Коммод. Шаг в бездну, стр. 56

Матерн не ответил. Помолчал и префект уже более спокойно продолжил.

— Ты мне нравишься, Матерн. Нас с тобой ловко подсекли на одну и ту же приманку. Блеск власти ослепляет, лишает разума. Мы как мотыльки ринулись на огонь. Если боги будут милостивы ко мне, больше я такой ошибки не допущу. Ты, надеюсь, тоже. Теперь ты сам командуешь людьми и не тебе объяснять, что такое власть и как надо держать людишек в кулаке. Вырвешься из застенка, вволю погуляй по провинции.
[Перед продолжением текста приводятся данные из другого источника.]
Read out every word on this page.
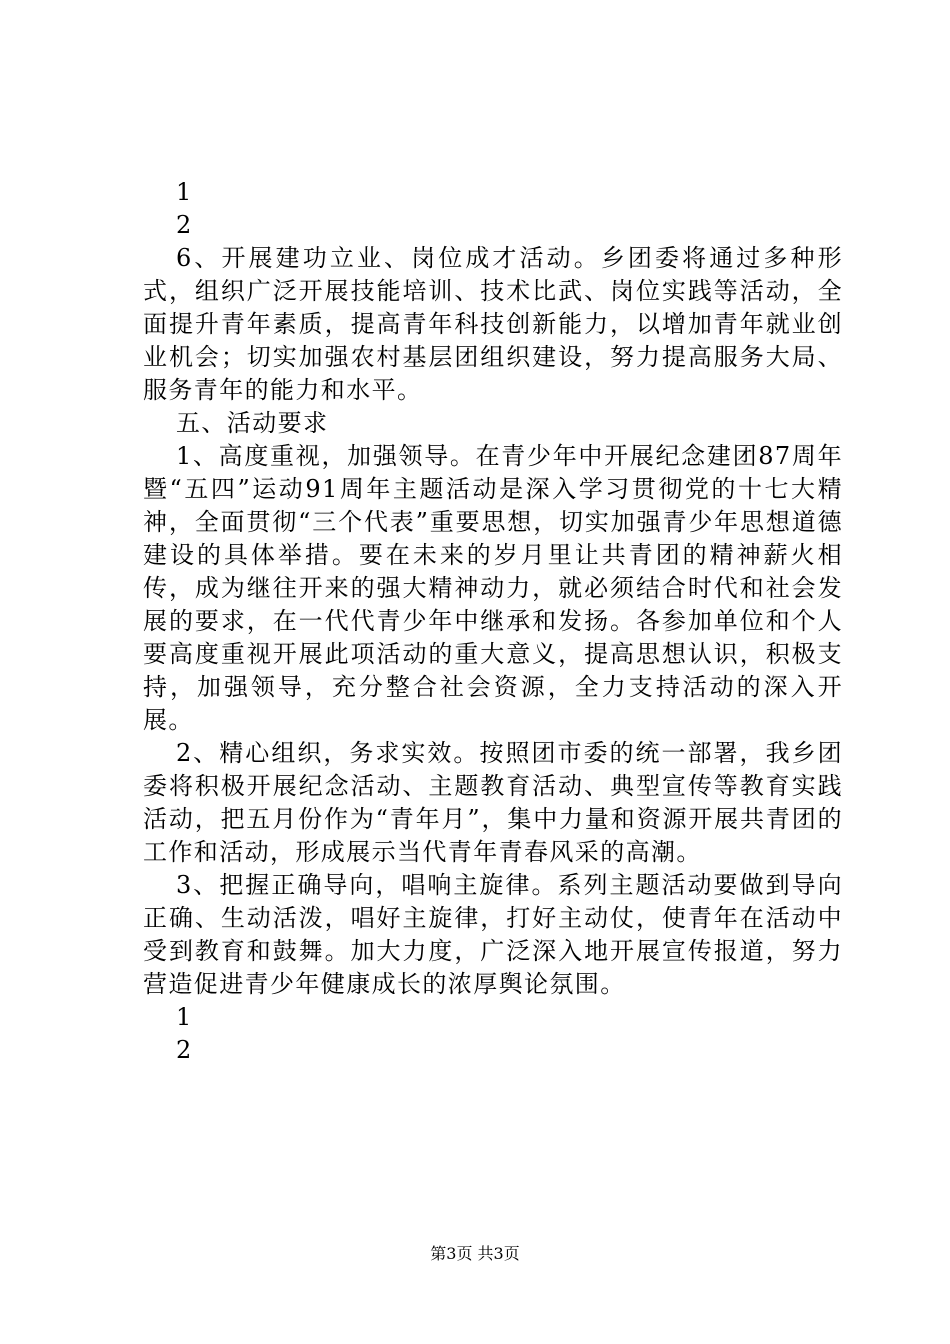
1

2

6、开展建功立业、岗位成才活动。乡团委将通过多种形式，组织广泛开展技能培训、技术比武、岗位实践等活动，全面提升青年素质，提高青年科技创新能力，以增加青年就业创业机会；切实加强农村基层团组织建设，努力提高服务大局、服务青年的能力和水平。

五、活动要求

1、高度重视，加强领导。在青少年中开展纪念建团87周年暨“五四”运动91周年主题活动是深入学习贯彻党的十七大精神，全面贯彻“三个代表”重要思想，切实加强青少年思想道德建设的具体举措。要在未来的岁月里让共青团的精神薪火相传，成为继往开来的强大精神动力，就必须结合时代和社会发展的要求，在一代代青少年中继承和发扬。各参加单位和个人要高度重视开展此项活动的重大意义，提高思想认识，积极支持，加强领导，充分整合社会资源，全力支持活动的深入开展。

2、精心组织，务求实效。按照团市委的统一部署，我乡团委将积极开展纪念活动、主题教育活动、典型宣传等教育实践活动，把五月份作为“青年月”，集中力量和资源开展共青团的工作和活动，形成展示当代青年青春风采的高潮。

3、把握正确导向，唱响主旋律。系列主题活动要做到导向正确、生动活泼，唱好主旋律，打好主动仗，使青年在活动中受到教育和鼓舞。加大力度，广泛深入地开展宣传报道，努力营造促进青少年健康成长的浓厚舆论氛围。

1

2

第3页 共3页
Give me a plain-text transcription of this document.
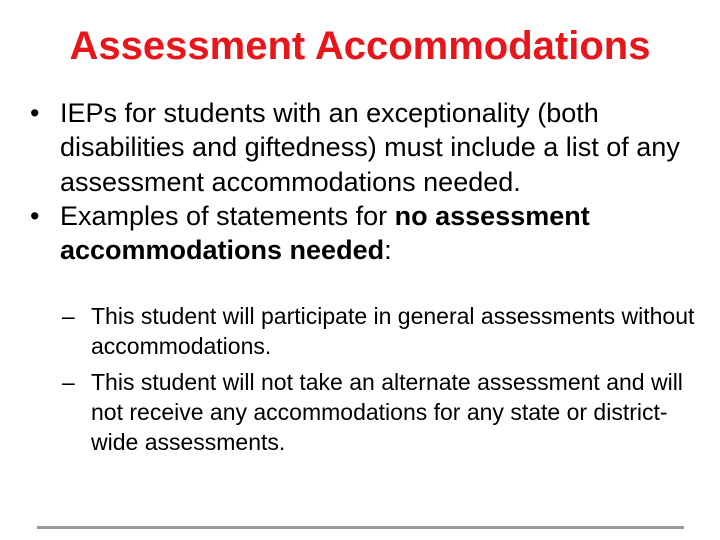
Assessment Accommodations
• IEPs for students with an exceptionality (both disabilities and giftedness) must include a list of any assessment accommodations needed.
• Examples of statements for no assessment accommodations needed:
– This student will participate in general assessments without accommodations.
– This student will not take an alternate assessment and will not receive any accommodations for any state or district-wide assessments.
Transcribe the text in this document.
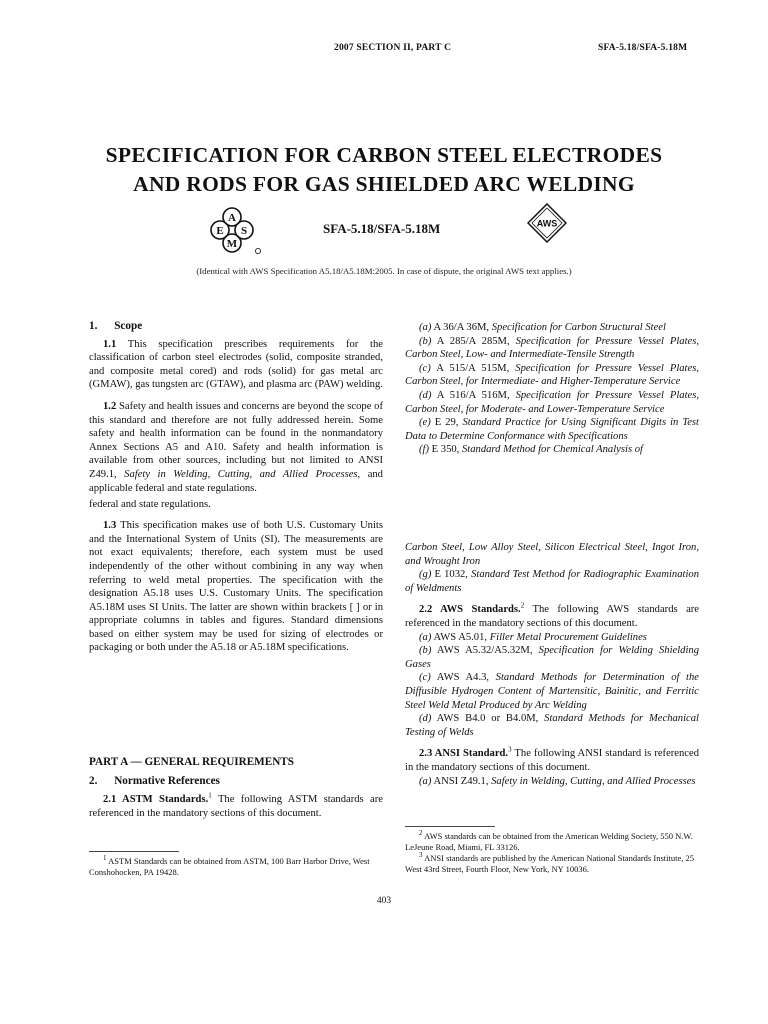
2007 SECTION II, PART C	SFA-5.18/SFA-5.18M
SPECIFICATION FOR CARBON STEEL ELECTRODES
AND RODS FOR GAS SHIELDED ARC WELDING
A
E S
M
SFA-5.18/SFA-5.18M	AWS
(Identical with AWS Specification A5.18/A5.18M:2005. In case of dispute, the original AWS text applies.)
1. Scope

1.1 This specification prescribes requirements for the classification of carbon steel electrodes (solid, composite stranded, and composite metal cored) and rods (solid) for gas metal arc (GMAW), gas tungsten arc (GTAW), and plasma arc (PAW) welding.

1.2 Safety and health issues and concerns are beyond the scope of this standard and therefore are not fully addressed herein. Some safety and health information can be found in the nonmandatory Annex Sections A5 and A10. Safety and health information is available from other sources, including but not limited to ANSI Z49.1, Safety in Welding, Cutting, and Allied Processes, and applicable federal and state regulations.

federal and state regulations.

1.3 This specification makes use of both U.S. Customary Units and the International System of Units (SI). The measurements are not exact equivalents; therefore, each system must be used independently of the other without combining in any way when referring to weld metal properties. The specification with the designation A5.18 uses U.S. Customary Units. The specification A5.18M uses SI Units. The latter are shown within brackets [ ] or in appropriate columns in tables and figures. Standard dimensions based on either system may be used for sizing of electrodes or packaging or both under the A5.18 or A5.18M specifications.

PART A — GENERAL REQUIREMENTS
2. Normative References

2.1 ASTM Standards.$^1$ The following ASTM standards are referenced in the mandatory sections of this document.

$^1$ ASTM Standards can be obtained from ASTM, 100 Barr Harbor Drive, West Conshohocken, PA 19428.

(a) A 36/A 36M, Specification for Carbon Structural Steel

(b) A 285/A 285M, Specification for Pressure Vessel Plates, Carbon Steel, Low- and Intermediate-Tensile Strength

(c) A 515/A 515M, Specification for Pressure Vessel Plates, Carbon Steel, for Intermediate- and Higher-Temperature Service

(d) A 516/A 516M, Specification for Pressure Vessel Plates, Carbon Steel, for Moderate- and Lower-Temperature Service

(e) E 29, Standard Practice for Using Significant Digits in Test Data to Determine Conformance with Specifications

(f) E 350, Standard Method for Chemical Analysis of

Carbon Steel, Low Alloy Steel, Silicon Electrical Steel, Ingot Iron, and Wrought Iron

(g) E 1032, Standard Test Method for Radiographic Examination of Weldments

2.2 AWS Standards.$^2$ The following AWS standards are referenced in the mandatory sections of this document.

(a) AWS A5.01, Filler Metal Procurement Guidelines

(b) AWS A5.32/A5.32M, Specification for Welding Shielding Gases

(c) AWS A4.3, Standard Methods for Determination of the Diffusible Hydrogen Content of Martensitic, Bainitic, and Ferritic Steel Weld Metal Produced by Arc Welding

(d) AWS B4.0 or B4.0M, Standard Methods for Mechanical Testing of Welds

2.3 ANSI Standard.$^3$ The following ANSI standard is referenced in the mandatory sections of this document.

(a) ANSI Z49.1, Safety in Welding, Cutting, and Allied Processes

$^2$ AWS standards can be obtained from the American Welding Society, 550 N.W. LeJeune Road, Miami, FL 33126.

$^3$ ANSI standards are published by the American National Standards Institute, 25 West 43rd Street, Fourth Floor, New York, NY 10036.

403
Однако не забывай об осторожности, гони прочь обиду. Действуй хладнокровно. Выбери звезду и держи путь на нее. Сначала шажками, принюхиваясь и прислушиваясь, потом топай уверенно. Когда войдешь в силу, пинками сметай всех на своем пути. Помни, обратной дороги ни у тебя, ни у меня нет. Если боги на нашей стороне, если мне повезет, ты скоро понадобишься мне, Виктор. Я – твоя надежда. Может, единственная. Ты поможешь мне сейчас, я потом. Ведь рано или поздно римские когорты передушат твоих разбойников как котят.

Пауза.

Переннис допил вино, посмотрел на Виктора. Тот внимательно слушал префекта. Тот закончил.

— Если с побегом все пройдет удачно, отыщи Теренция. Он даст тебе адрес в Массилии (Марселе). Через несколько месяцев, в новом году, пошли туда своего человека. Если я к тому войду в силу, я дам тебе знать, как поступить дальше.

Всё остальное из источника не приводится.